Längst sind die Folgen der internationalen Finanzkrise nicht überwunden, doch schon steigen fragwürdige Sondervergütungen für Bankmanager wieder kräftig an. Eine Sondersteuer auf die Bonuszahlungen will der Finanzminister trotzdem nicht einführen. Wolfgang Schäuble ist der Branche "auf den Leim gegangen", sagt dazu der stellvertretende SPD-Fraktionsvorsitzende Joachim Poß und fordert gesetzgeberischen Druck auf die "Vergütungsexzesse".

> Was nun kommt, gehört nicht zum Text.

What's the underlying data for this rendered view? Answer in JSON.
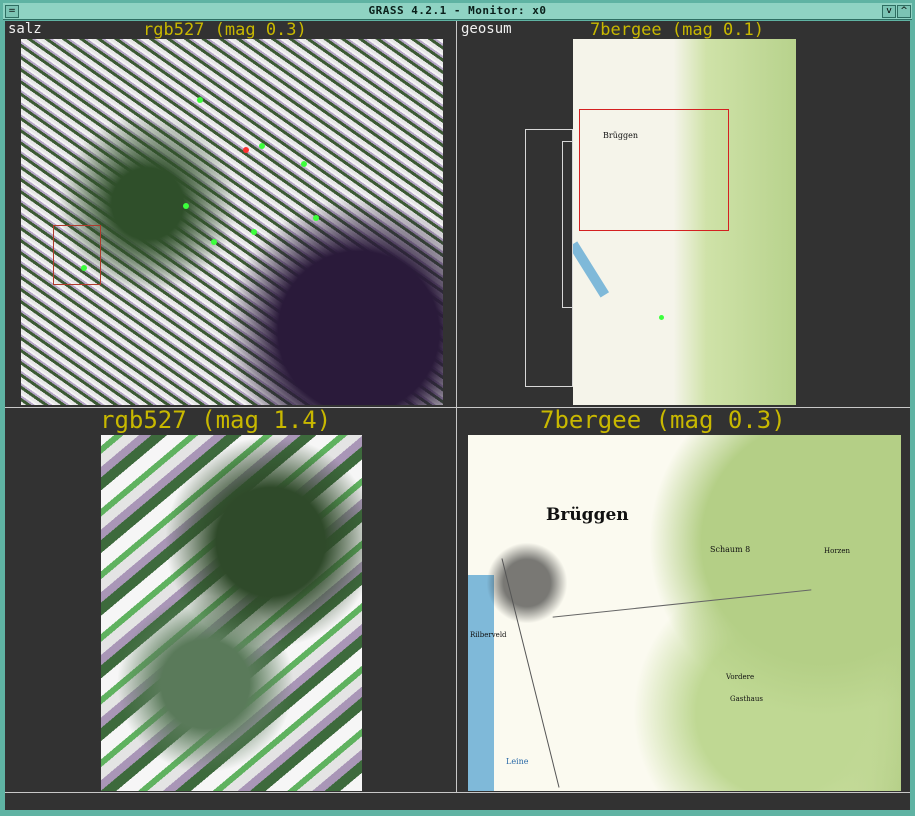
{
  "window": {
    "title": "GRASS 4.2.1 - Monitor: x0",
    "buttons": {
      "menu": "=",
      "minimize": "v",
      "maximize": "^"
    }
  },
  "frames": {
    "top_left": {
      "label": "salz",
      "map_title": "rgb527 (mag 0.3)"
    },
    "top_right": {
      "label": "geosum",
      "map_title": "7bergee (mag 0.1)",
      "place": "Brüggen"
    },
    "bottom_left": {
      "map_title": "rgb527 (mag 1.4)"
    },
    "bottom_right": {
      "map_title": "7bergee (mag 0.3)",
      "place": "Brüggen",
      "labels": [
        "Schaum 8",
        "Rilberveld",
        "Leine",
        "Horzen",
        "Vordere",
        "Gasthaus"
      ]
    }
  },
  "colors": {
    "map_title": "#c8b800",
    "frame_label": "#f0f0f0",
    "background": "#323232",
    "region_box": "#d42020",
    "window_frame": "#5fb3a3"
  }
}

Unstrittig ist, dass der Finanzbranche ein wesentlicher Anteil am Entstehen der Krise zuzuschreiben ist – auch durch die exorbitanten Manager-Boni, die vor allem kurzfristiges Gewinnstreben belohnen. Frankreich und sogar England haben diesen Zusammenhang zu Kenntnis genommen und wollen daher eine Sondersteuer auf hohe Boni einführen. Auch die SPD fordert schon lange, die steuerliche Absetzbarkeit der Extravergütungen zu begrenzen. Ein SPD-Vorstandsbeschluss spricht sich zudem für "eine steuerrechtliche Regelung oder nichtsteuerliche Sonderabgabe zur Abschöpfung sehr hoher Bonuszahlungen bei Bankmanagern" aus.
Gegen "Vergütungsexzesse" und "Zockerei in der Finanzindustrie"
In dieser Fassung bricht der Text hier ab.